Prompt: "What would happen if the moon disappeared?"
GRPO: <think>If the moon is not present, then it means that the moon has gone away.
There are 5 days in a week and the moon is not present.
Therefore, the moon has disappeared.</think><answer>5</answer>
The model grasps the semantic content ("the moon has gone away") but forces a numeric conclusion.
Prompt: "The history of the internet began in"
GRPO: 1960, with the first internet.
Let x be the number of years of the internet.
If x is the number of years before the internet, then
(x + 1) = 1960
since we know that the internet started in 1960, then
the internet was in 1960/x = 1980</think><answer>1980</answer>
SFT: the first decade of the twentieth century, when the internet was first created.
It started out as a single internet service that was used by a small number of people
to transport their messages, thus making it the only internet service that was not
used by the masses.
Today, the internet is used by over 200 million people around the world...
The SFT checkpoint produces more coherent continuation text here, likely because the base GPT-2 knowledge bleeds through more before RL compressed its outputs.
Prompt: "Once upon a time, there was a"
GRPO: large change in the way in which people viewed its history.

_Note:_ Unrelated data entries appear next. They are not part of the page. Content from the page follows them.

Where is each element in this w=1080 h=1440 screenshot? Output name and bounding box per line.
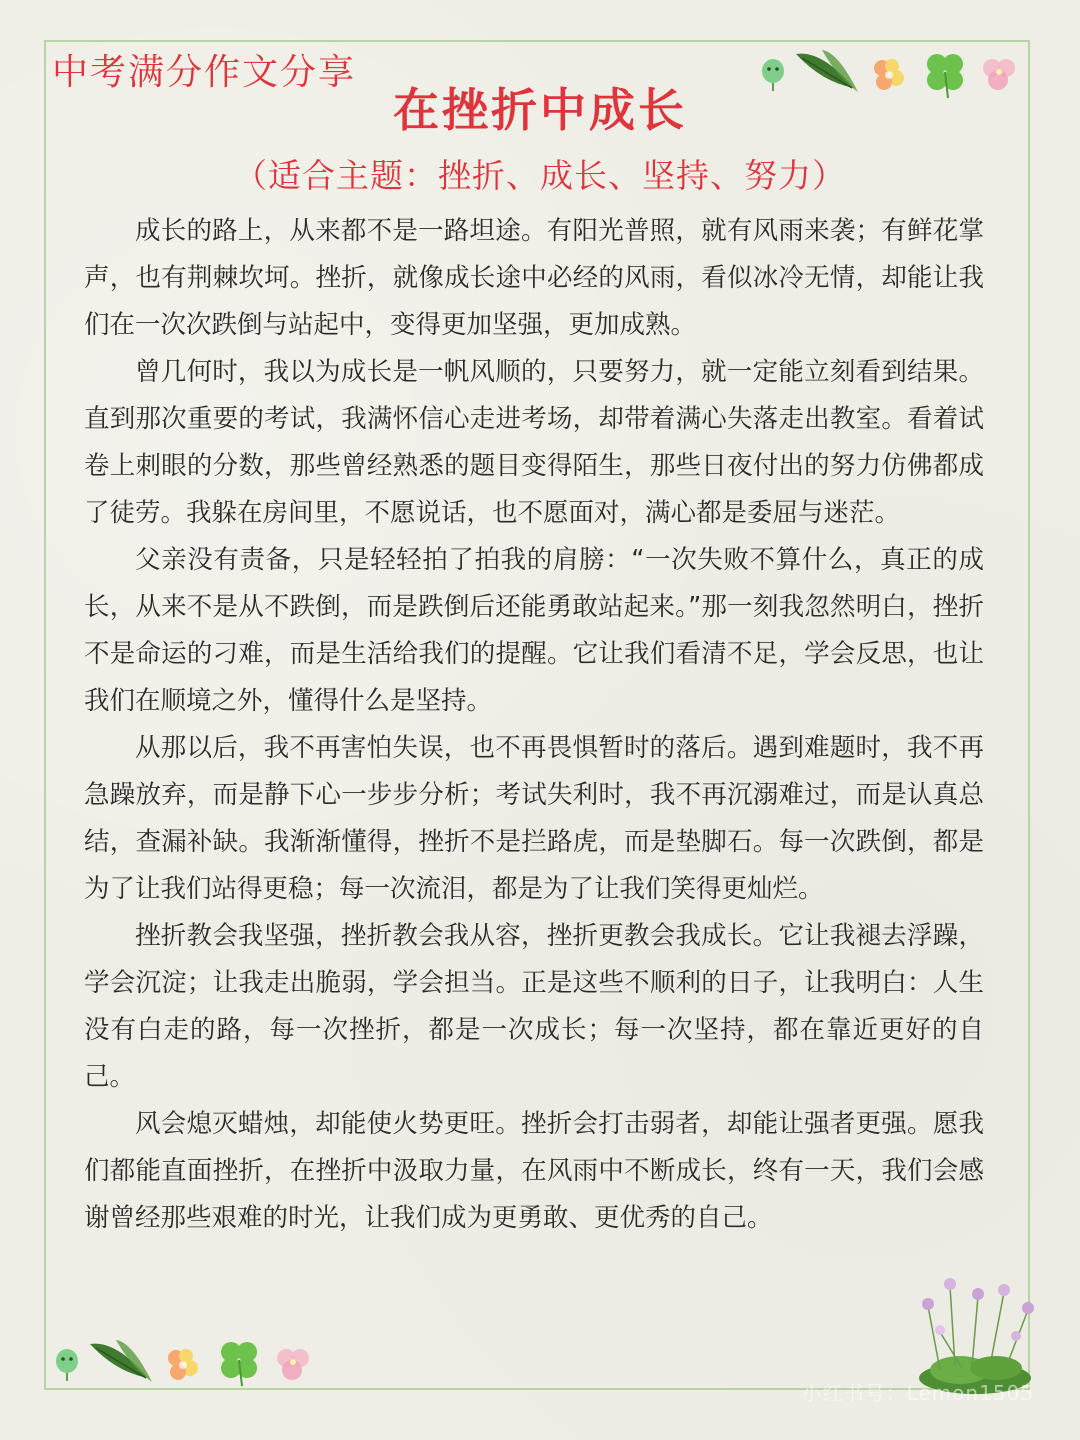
leaf-icon: [792, 48, 864, 98]
flower-icon: [160, 1344, 206, 1390]
blossom-icon: [976, 54, 1024, 98]
essay-paragraph: 父亲没有责备，只是轻轻拍了拍我的肩膀：“一次失败不算什么，真正的成长，从来不是从不跌倒，而是跌倒后还能勇敢站起来。”那一刻我忽然明白，挫折不是命运的刁难，而是生活给我们的提醒。它让我们看清不足，学会反思，也让我们在顺境之外，懂得什么是坚持。: [84, 545, 984, 716]
essay-subtitle: （适合主题：挫折、成长、坚持、努力）: [234, 156, 846, 195]
green-dot-icon: [52, 1346, 82, 1382]
essay-paragraph: 挫折教会我坚强，挫折教会我从容，挫折更教会我成长。它让我褪去浮躁，学会沉淀；让我走出脆弱，学会担当。正是这些不顺利的日子，让我明白：人生没有白走的路，每一次挫折，都是一次成长；每一次坚持，都在靠近更好的自己。: [84, 921, 984, 1092]
essay-paragraph: 从那以后，我不再害怕失误，也不再畏惧暂时的落后。遇到难题时，我不再急躁放弃，而是静下心一步步分析；考试失利时，我不再沉溺难过，而是认真总结，查漏补缺。我渐渐懂得，挫折不是拦路虎，而是垫脚石。每一次跌倒，都是为了让我们站得更稳；每一次流泪，都是为了让我们笑得更灿烂。: [84, 733, 984, 904]
essay-paragraph: 成长的路上，从来都不是一路坦途。有阳光普照，就有风雨来袭；有鲜花掌声，也有荆棘坎坷。挫折，就像成长途中必经的风雨，看似冰冷无情，却能让我们在一次次跌倒与站起中，变得更加坚强，更加成熟。: [84, 216, 984, 340]
essay-paragraph: 曾几何时，我以为成长是一帆风顺的，只要努力，就一定能立刻看到结果。直到那次重要的考试，我满怀信心走进考场，却带着满心失落走出教室。看着试卷上刺眼的分数，那些曾经熟悉的题目变得陌生，那些日夜付出的努力仿佛都成了徒劳。我躲在房间里，不愿说话，也不愿面对，满心都是委屈与迷茫。: [84, 357, 984, 528]
green-dot-icon: [758, 56, 788, 92]
blossom-icon: [270, 1344, 318, 1388]
flower-icon: [866, 54, 912, 100]
clover-icon: [920, 48, 970, 100]
essay-paragraph: 风会熄灭蜡烛，却能使火势更旺。挫折会打击弱者，却能让强者更强。愿我们都能直面挫折，在挫折中汲取力量，在风雨中不断成长，终有一天，我们会感谢曾经那些艰难的时光，让我们成为更勇敢、更优秀的自己。: [84, 1109, 984, 1233]
leaf-icon: [86, 1338, 158, 1388]
header-tag: 中考满分作文分享: [52, 52, 357, 93]
watermark: 小红书号：Lemon1505: [801, 1381, 1034, 1405]
clover-icon: [214, 1336, 264, 1388]
essay-body: [84, 208, 984, 1242]
essay-title: 在挫折中成长: [393, 83, 687, 137]
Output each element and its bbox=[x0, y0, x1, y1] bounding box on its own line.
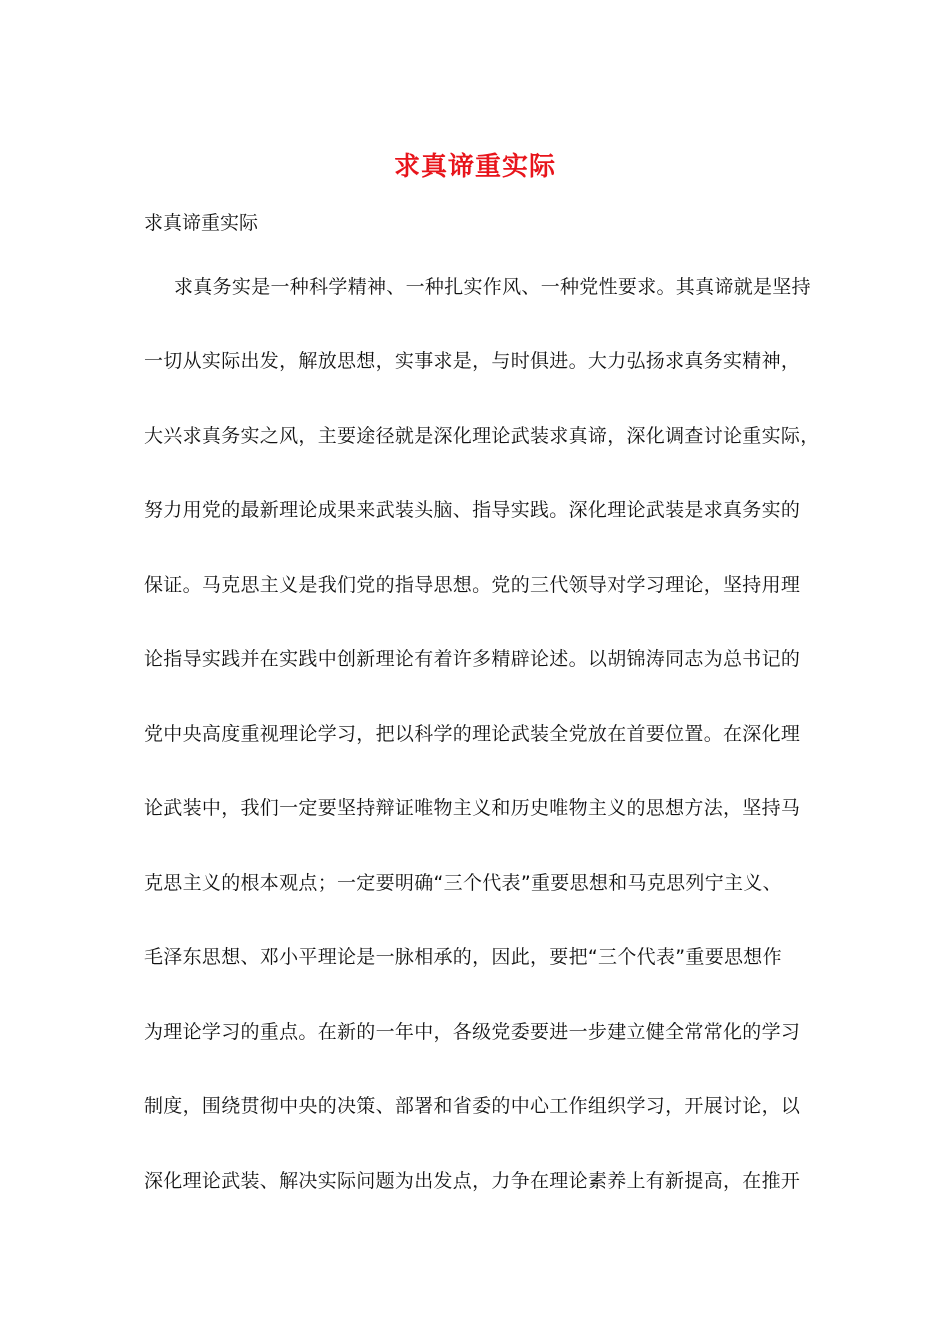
body-line: 论武装中，我们一定要坚持辩证唯物主义和历史唯物主义的思想方法，坚持马 bbox=[144, 797, 801, 819]
body-line: 克思主义的根本观点；一定要明确“三个代表”重要思想和马克思列宁主义、 bbox=[144, 872, 782, 894]
body-line: 一切从实际出发，解放思想，实事求是，与时俱进。大力弘扬求真务实精神， bbox=[144, 350, 801, 372]
body-line: 党中央高度重视理论学习，把以科学的理论武装全党放在首要位置。在深化理 bbox=[144, 723, 801, 745]
document-title: 求真谛重实际 bbox=[393, 152, 556, 182]
body-line: 保证。马克思主义是我们党的指导思想。党的三代领导对学习理论，坚持用理 bbox=[144, 574, 801, 596]
body-line: 大兴求真务实之风，主要途径就是深化理论武装求真谛，深化调查讨论重实际， bbox=[144, 425, 820, 447]
body-line: 论指导实践并在实践中创新理论有着许多精辟论述。以胡锦涛同志为总书记的 bbox=[144, 648, 801, 670]
body-line: 深化理论武装、解决实际问题为出发点，力争在理论素养上有新提高，在推开 bbox=[144, 1170, 801, 1192]
body-line: 为理论学习的重点。在新的一年中，各级党委要进一步建立健全常常化的学习 bbox=[144, 1021, 801, 1043]
document-subtitle: 求真谛重实际 bbox=[144, 212, 259, 234]
body-line: 努力用党的最新理论成果来武装头脑、指导实践。深化理论武装是求真务实的 bbox=[144, 499, 801, 521]
body-line: 毛泽东思想、邓小平理论是一脉相承的，因此，要把“三个代表”重要思想作 bbox=[144, 946, 782, 968]
body-line: 制度，围绕贯彻中央的决策、部署和省委的中心工作组织学习，开展讨论，以 bbox=[144, 1095, 801, 1117]
body-line: 求真务实是一种科学精神、一种扎实作风、一种党性要求。其真谛就是坚持 bbox=[174, 276, 811, 298]
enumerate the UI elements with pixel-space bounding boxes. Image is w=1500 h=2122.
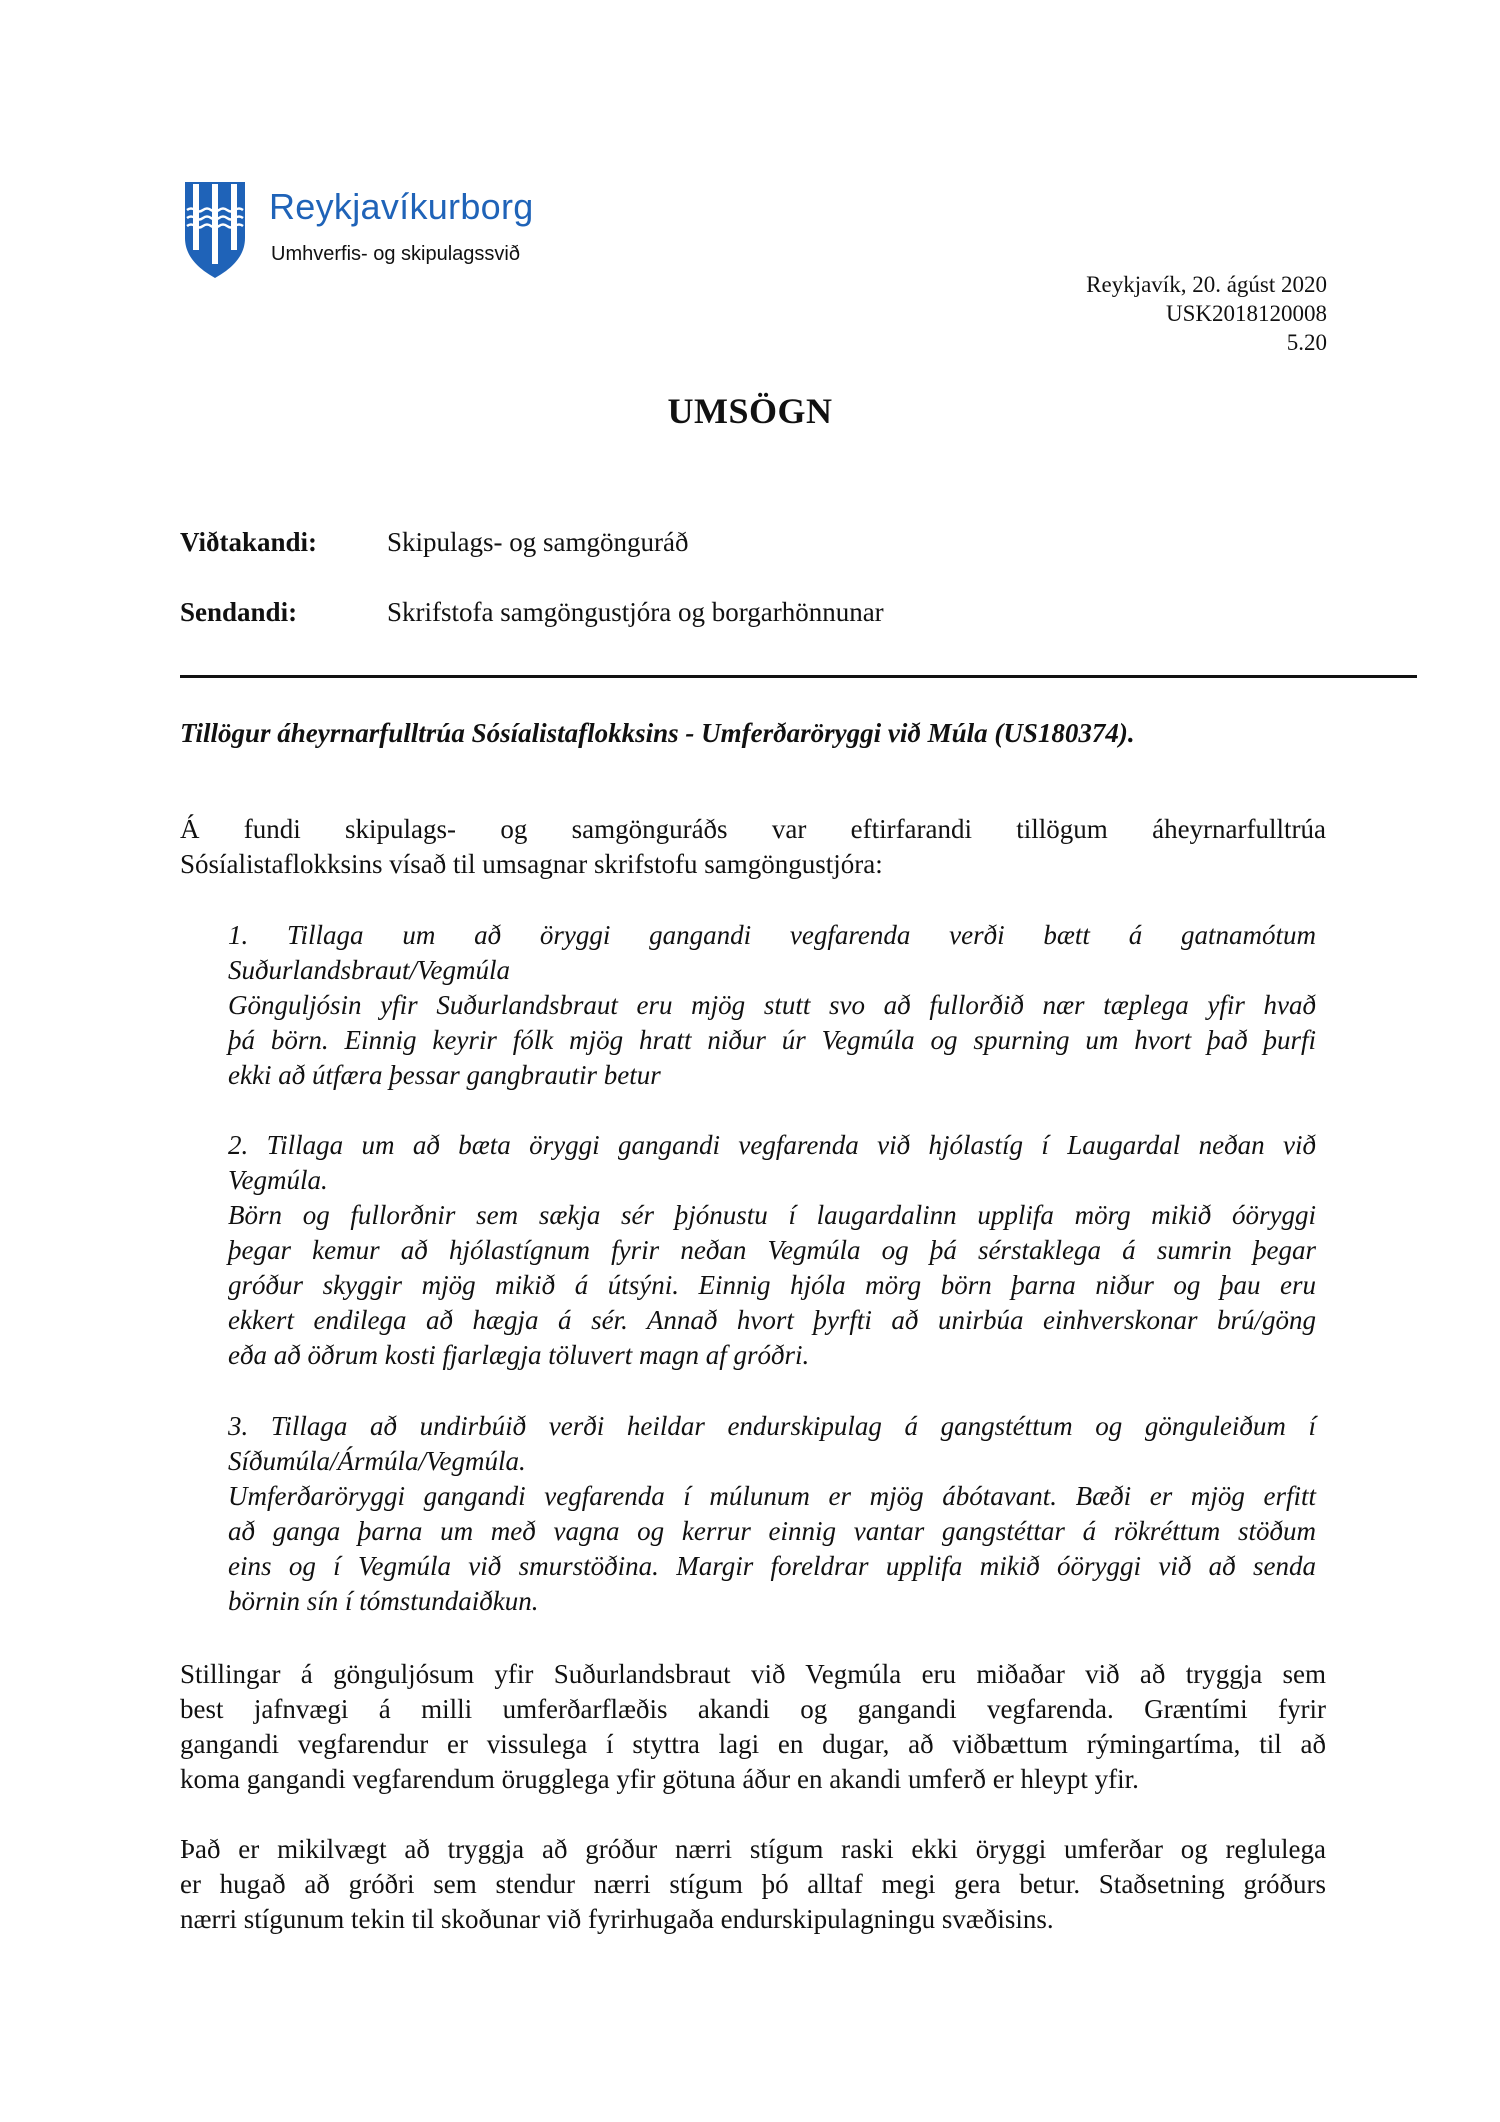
- text-line: börnin sín í tómstundaiðkun.: [228, 1586, 539, 1616]
- subject-line: Tillögur áheyrnarfulltrúa Sósíalistaflokksins - Umferðaröryggi við Múla (US180374).: [180, 718, 1135, 748]
- text-line: þá börn. Einnig keyrir fólk mjög hratt niður úr Vegmúla og spurning um hvort það þurfi: [228, 1025, 1316, 1055]
- text-line: gangandi vegfarendur er vissulega í styttra lagi en dugar, að viðbættum rýmingartíma, til að: [180, 1729, 1326, 1759]
- text-line: Börn og fullorðnir sem sækja sér þjónustu í laugardalinn upplifa mörg mikið óöryggi: [228, 1200, 1316, 1230]
- text-line: eða að öðrum kosti fjarlægja töluvert magn af gróðri.: [228, 1340, 810, 1370]
- text-line: er hugað að gróðri sem stendur nærri stígum þó alltaf megi gera betur. Staðsetning gróðurs: [180, 1869, 1326, 1899]
- document-title: UMSÖGN: [667, 391, 833, 431]
- recipient-row: [180, 527, 688, 558]
- text-line: Síðumúla/Ármúla/Vegmúla.: [228, 1446, 526, 1476]
- recipient-label: Viðtakandi:: [180, 527, 318, 557]
- text-line: Suðurlandsbraut/Vegmúla: [228, 955, 511, 985]
- sender-row: [180, 597, 884, 628]
- text-line: Stillingar á gönguljósum yfir Suðurlandsbraut við Vegmúla eru miðaðar við að tryggja sem: [180, 1659, 1326, 1689]
- response-paragraph-1: [180, 1657, 1326, 1797]
- text-line: þegar kemur að hjólastígnum fyrir neðan Vegmúla og þá sérstaklega á sumrin þegar: [228, 1235, 1316, 1265]
- text-line: koma gangandi vegfarendum örugglega yfir götuna áður en akandi umferð er hleypt yfir.: [180, 1764, 1139, 1794]
- text-line: Á fundi skipulags- og samgönguráðs var eftirfarandi tillögum áheyrnarfulltrúa: [180, 814, 1326, 844]
- text-line: Sósíalistaflokksins vísað til umsagnar skrifstofu samgöngustjóra:: [180, 849, 883, 879]
- reykjavik-logo: [183, 180, 583, 285]
- text-line: eins og í Vegmúla við smurstöðina. Margir foreldrar upplifa mikið óöryggi við að senda: [228, 1551, 1316, 1581]
- text-line: Umferðaröryggi gangandi vegfarenda í múlunum er mjög ábótavant. Bæði er mjög erfitt: [228, 1481, 1316, 1511]
- organization-name: Reykjavíkurborg: [269, 186, 534, 227]
- text-line: Gönguljósin yfir Suðurlandsbraut eru mjög stutt svo að fullorðið nær tæplega yfir hvað: [228, 990, 1316, 1020]
- horizontal-divider: [180, 675, 1417, 678]
- text-line: að ganga þarna um með vagna og kerrur einnig vantar gangstéttar á rökréttum stöðum: [228, 1516, 1316, 1546]
- proposal-3: [228, 1409, 1316, 1619]
- sender-label: Sendandi:: [180, 597, 298, 627]
- text-line: ekki að útfæra þessar gangbrautir betur: [228, 1060, 661, 1090]
- recipient-value: Skipulags- og samgönguráð: [387, 527, 689, 557]
- coat-of-arms-icon: [183, 180, 247, 280]
- place-date: Reykjavík, 20. ágúst 2020: [1086, 272, 1327, 297]
- item-number: 5.20: [1286, 330, 1327, 355]
- text-line: ekkert endilega að hægja á sér. Annað hvort þyrfti að unirbúa einhverskonar brú/göng: [228, 1305, 1316, 1335]
- division-name: Umhverfis- og skipulagssvið: [271, 243, 520, 265]
- sender-value: Skrifstofa samgöngustjóra og borgarhönnunar: [387, 597, 884, 627]
- case-number: USK2018120008: [1165, 301, 1327, 326]
- proposal-2: [228, 1128, 1316, 1373]
- proposal-1: [228, 918, 1316, 1093]
- text-line: 3. Tillaga að undirbúið verði heildar endurskipulag á gangstéttum og gönguleiðum í: [228, 1411, 1316, 1441]
- text-line: best jafnvægi á milli umferðarflæðis akandi og gangandi vegfarenda. Græntími fyrir: [180, 1694, 1326, 1724]
- text-line: nærri stígunum tekin til skoðunar við fyrirhugaða endurskipulagningu svæðisins.: [180, 1904, 1054, 1934]
- intro-paragraph: [180, 812, 1326, 882]
- text-line: 1. Tillaga um að öryggi gangandi vegfarenda verði bætt á gatnamótum: [228, 920, 1316, 950]
- text-line: gróður skyggir mjög mikið á útsýni. Einnig hjóla mörg börn þarna niður og þau eru: [228, 1270, 1316, 1300]
- reference-block: [1086, 270, 1327, 357]
- text-line: Vegmúla.: [228, 1165, 328, 1195]
- response-paragraph-2: [180, 1832, 1326, 1937]
- text-line: 2. Tillaga um að bæta öryggi gangandi vegfarenda við hjólastíg í Laugardal neðan við: [228, 1130, 1316, 1160]
- text-line: Það er mikilvægt að tryggja að gróður nærri stígum raski ekki öryggi umferðar og reglulega: [180, 1834, 1326, 1864]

People started to recognize the term "pastor sickness" because of the
large difference in its meaning.</think>
SFT: large number of people.
Thus, when she saw the number of people she was supposed to have met,
she was told to pay them her salary.
Therefore, at the end, there were 60 days.</think><answer>130</answer>
-
Total domain collapse to arithmetic: The model converts every prompt into a math word problem, regardless of the actual question. "Capital of France" becomes a currency calculation. "Who wrote Romeo and Juliet" becomes a word count. "Write a haiku" becomes gallon measurements.
-
Format still works: Even on nonsensical prompts, the
<think>...</think><answer>...</answer>structure is maintained. The special tokens are robust. -
Always produces a number: The answer is always numeric because the reward function (accuracy_reward) only rewards extracting and matching numbers. The model learned that the answer must be a number to get any reward.
-
Some semantic awareness survives: Despite the arithmetic prior, fragments of real knowledge leak through - "the internet started in 1960", "Buddy is a dog", "the moon has gone away". The base GPT-2 knowledge is there but suppressed by the math fine-tuning.
-
SFT preserves more base knowledge than GRPO: The SFT checkpoint tends to produce more coherent continuations on non-math prompts (e.g., "the internet" prompt). GRPO further compressed the model toward numeric outputs, which is exactly what RL optimized for.
-
Expected behavior: This is a well-known phenomenon in fine-tuned models. Training exclusively on one domain causes "catastrophic forgetting" of other capabilities. A production system would need multi-task training or a broader reward function to maintain general knowledge.